若$ E|X|^{s}<\infty $, 则对任意的$ \varepsilon>0 $,

(1.1) $ \begin{equation} \sum\limits_{n = 1}^\infty n^{\beta}P\bigg(\bigg|\sum\limits_{i = 1}^{\infty}a_{ni}X_{ni}\bigg|>\varepsilon\bigg)<\infty. \end{equation} $

$ \big({\rm ii}\big) $当$ 1+\alpha+\beta = 0 $时, 若$ E\big(|X|{\rm log}\big(1+|X|\big)\big)<\infty $, 则(1.1)式成立.

Wang等^[12]把上述结果从行间NA随机变量推广到了AANA随机变量, 而且增加考虑了$ 1+\alpha+\beta<0 $的情况, 获得如下结果.

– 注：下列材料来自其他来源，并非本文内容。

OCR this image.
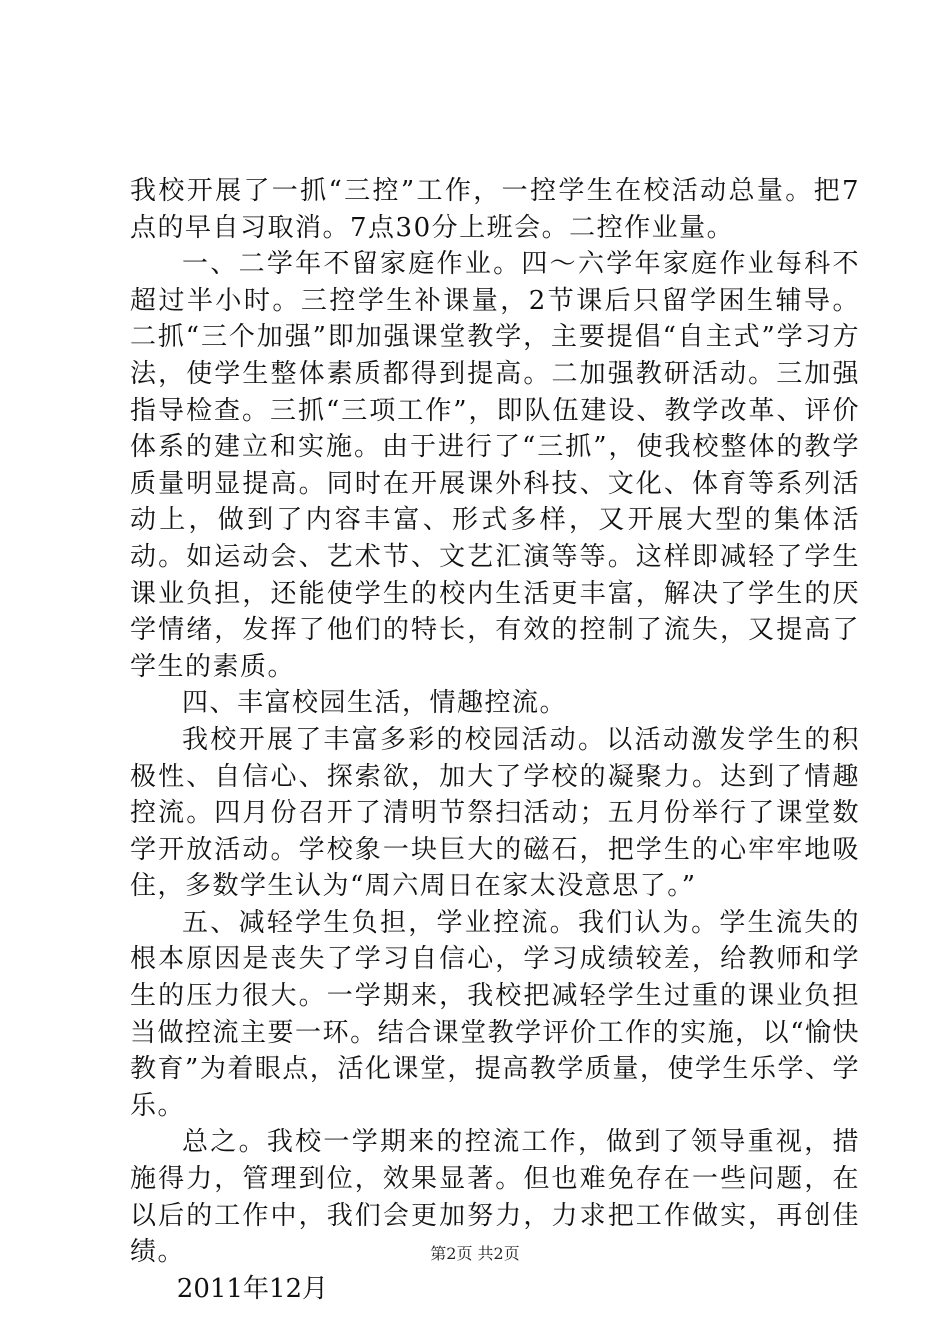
我校开展了一抓“三控”工作，一控学生在校活动总量。把7点的早自习取消。7点30分上班会。二控作业量。

一、二学年不留家庭作业。四～六学年家庭作业每科不超过半小时。三控学生补课量，2节课后只留学困生辅导。二抓“三个加强”即加强课堂教学，主要提倡“自主式”学习方法，使学生整体素质都得到提高。二加强教研活动。三加强指导检查。三抓“三项工作”，即队伍建设、教学改革、评价体系的建立和实施。由于进行了“三抓”，使我校整体的教学质量明显提高。同时在开展课外科技、文化、体育等系列活动上，做到了内容丰富、形式多样，又开展大型的集体活动。如运动会、艺术节、文艺汇演等等。这样即减轻了学生课业负担，还能使学生的校内生活更丰富，解决了学生的厌学情绪，发挥了他们的特长，有效的控制了流失，又提高了学生的素质。

四、丰富校园生活，情趣控流。

我校开展了丰富多彩的校园活动。以活动激发学生的积极性、自信心、探索欲，加大了学校的凝聚力。达到了情趣控流。四月份召开了清明节祭扫活动；五月份举行了课堂数学开放活动。学校象一块巨大的磁石，把学生的心牢牢地吸住，多数学生认为“周六周日在家太没意思了。”

五、减轻学生负担，学业控流。我们认为。学生流失的根本原因是丧失了学习自信心，学习成绩较差，给教师和学生的压力很大。一学期来，我校把减轻学生过重的课业负担当做控流主要一环。结合课堂教学评价工作的实施，以“愉快教育”为着眼点，活化课堂，提高教学质量，使学生乐学、学乐。

总之。我校一学期来的控流工作，做到了领导重视，措施得力，管理到位，效果显著。但也难免存在一些问题，在以后的工作中，我们会更加努力，力求把工作做实，再创佳绩。

2011年12月

第2页 共2页
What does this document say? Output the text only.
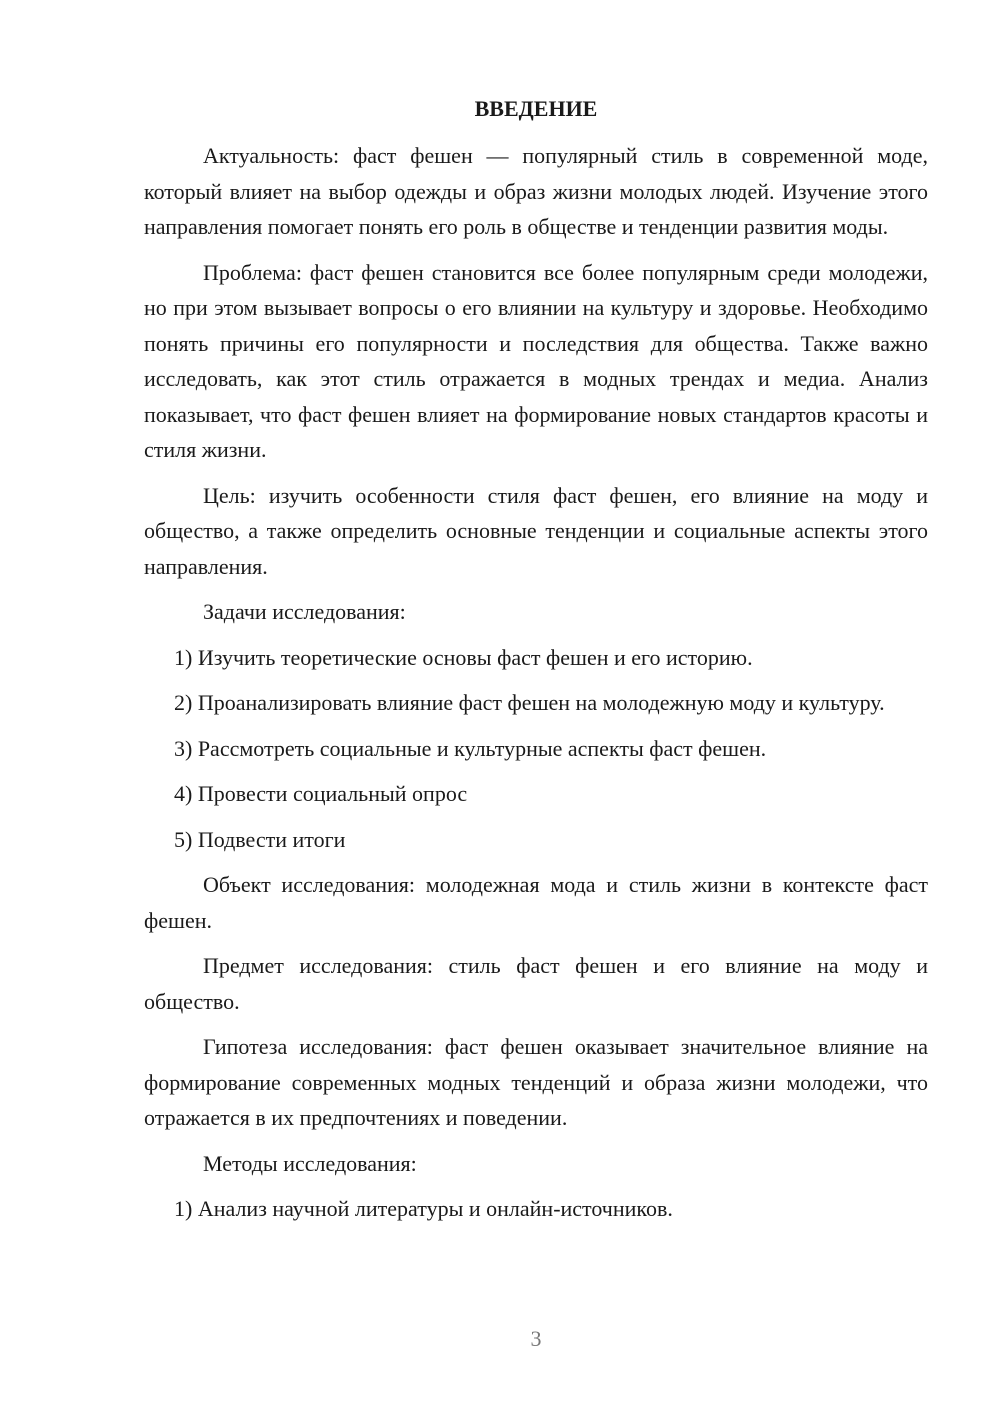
ВВЕДЕНИЕ

Актуальность: фаст фешен — популярный стиль в современной моде, который влияет на выбор одежды и образ жизни молодых людей. Изучение этого направления помогает понять его роль в обществе и тенденции развития моды.

Проблема: фаст фешен становится все более популярным среди молодежи, но при этом вызывает вопросы о его влиянии на культуру и здоровье. Необходимо понять причины его популярности и последствия для общества. Также важно исследовать, как этот стиль отражается в модных трендах и медиа. Анализ показывает, что фаст фешен влияет на формирование новых стандартов красоты и стиля жизни.

Цель: изучить особенности стиля фаст фешен, его влияние на моду и общество, а также определить основные тенденции и социальные аспекты этого направления.

Задачи исследования:

1) Изучить теоретические основы фаст фешен и его историю.

2) Проанализировать влияние фаст фешен на молодежную моду и культуру.

3) Рассмотреть социальные и культурные аспекты фаст фешен.

4) Провести социальный опрос

5) Подвести итоги

Объект исследования: молодежная мода и стиль жизни в контексте фаст фешен.

Предмет исследования: стиль фаст фешен и его влияние на моду и общество.

Гипотеза исследования: фаст фешен оказывает значительное влияние на формирование современных модных тенденций и образа жизни молодежи, что отражается в их предпочтениях и поведении.

Методы исследования:

1) Анализ научной литературы и онлайн-источников.

3
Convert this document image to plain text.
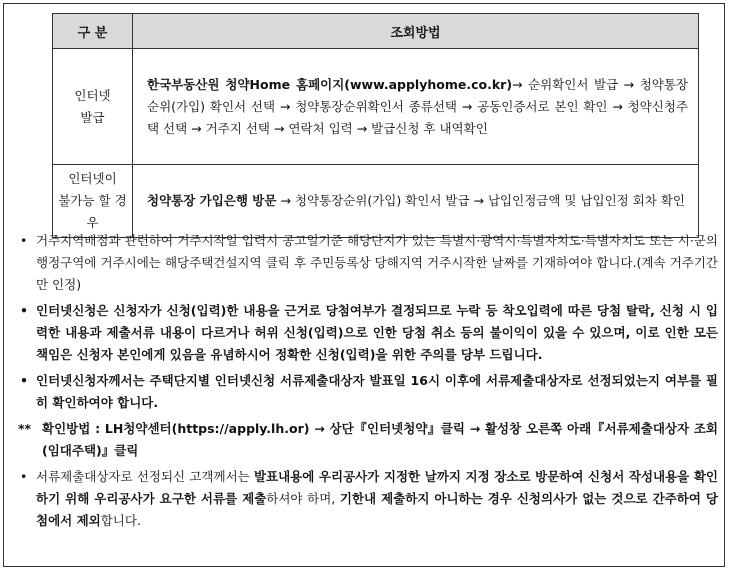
구 분	조회방법
인터넷
발급	한국부동산원 청약Home 홈페이지(www.applyhome.co.kr)→ 순위확인서 발급 → 청약통장 순위(가입) 확인서 선택 → 청약통장순위확인서 종류선택 → 공동인증서로 본인 확인 → 청약신청주택 선택 → 거주지 선택 → 연락처 입력 → 발급신청 후 내역확인
인터넷이
불가능 할 경우	청약통장 가입은행 방문 → 청약통장순위(가입) 확인서 발급 → 납입인정금액 및 납입인정 회차 확인
• 거주지역배점과 관련하여 거주시작일 입력시 공고일기준 해당단지가 있는 특별시·광역시·특별자치도·특별자치도 또는 시·군의 행정구역에 거주시에는 해당주택건설지역 클릭 후 주민등록상 당해지역 거주시작한 날짜를 기재하여야 합니다.(계속 거주기간만 인정)
• 인터넷신청은 신청자가 신청(입력)한 내용을 근거로 당첨여부가 결정되므로 누락 등 착오입력에 따른 당첨 탈락, 신청 시 입력한 내용과 제출서류 내용이 다르거나 허위 신청(입력)으로 인한 당첨 취소 등의 불이익이 있을 수 있으며, 이로 인한 모든 책임은 신청자 본인에게 있음을 유념하시어 정확한 신청(입력)을 위한 주의를 당부 드립니다.
• 인터넷신청자께서는 주택단지별 인터넷신청 서류제출대상자 발표일 16시 이후에 서류제출대상자로 선정되었는지 여부를 필히 확인하여야 합니다.
** 확인방법 : LH청약센터(https://apply.lh.or) → 상단『인터넷청약』클릭 → 활성창 오른쪽 아래『서류제출대상자 조회(임대주택)』클릭
• 서류제출대상자로 선정되신 고객께서는 발표내용에 우리공사가 지정한 날까지 지정 장소로 방문하여 신청서 작성내용을 확인하기 위해 우리공사가 요구한 서류를 제출하셔야 하며, 기한내 제출하지 아니하는 경우 신청의사가 없는 것으로 간주하여 당첨에서 제외합니다.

定理1.2  设$ \beta\geq -1 $, $ \left\{X_{ni}; i\geq 1, n\geq 1\right\} $为行间AANA随机变量阵列, 且被随机变量$ X $随机控制.假设常数阵列$ \left\{a_{ni}; i\geq 1, n\geq 1\right\} $满足如下条件:

(1.2) $ \begin{equation} \sup\limits_{i\geq1}\big|a_{ni}\big| = O\big(n^{-r}\big), \; r>0, \end{equation} $

(1.3) $ \begin{equation} \sum\limits_{i = 1}^{\infty}\big|a_{ni}\big|^{\theta} = O\big(n^{\alpha}\big), \;\mbox{其中}\ 0<\theta<2, \; \theta+\frac{\alpha}{r}<2. \end{equation} $

$ \big({\rm i}\big) $假设当$ 1<\theta<2 $时, $ \sum\limits_{n = 1}^{\infty}\mu^{2}(n)<\infty $.若$ 1+\alpha+\beta<0 $, $ E|X|^{\theta}<\infty $, 则对任意的$ \varepsilon>0 $,

(1.4) $ \begin{equation} \sum\limits_{n = 1}^\infty n^{\beta}P\bigg(\max\limits_{1\leq j\leq n}\bigg|\sum\limits_{i = 1}^{j}a_{ni}X_{ni}\bigg|>\varepsilon\bigg)<\infty, \end{equation} $

且(1.1)式也成立.

$ \big({\rm ii}\big) $若$ 1+\alpha+\beta = 0 $, 且

(1.5) $ \begin{equation} E|X|^{\theta}{\rm log}|X|<\infty, \end{equation} $

进一步假设$ EX_{ni} = 0 $, 当$ 1\leq\theta<2 $时, $ \sum\limits_{n = 1}^{\infty}\mu^{2}(n)<\infty $, 则(1.1)式和(1.4)式成立.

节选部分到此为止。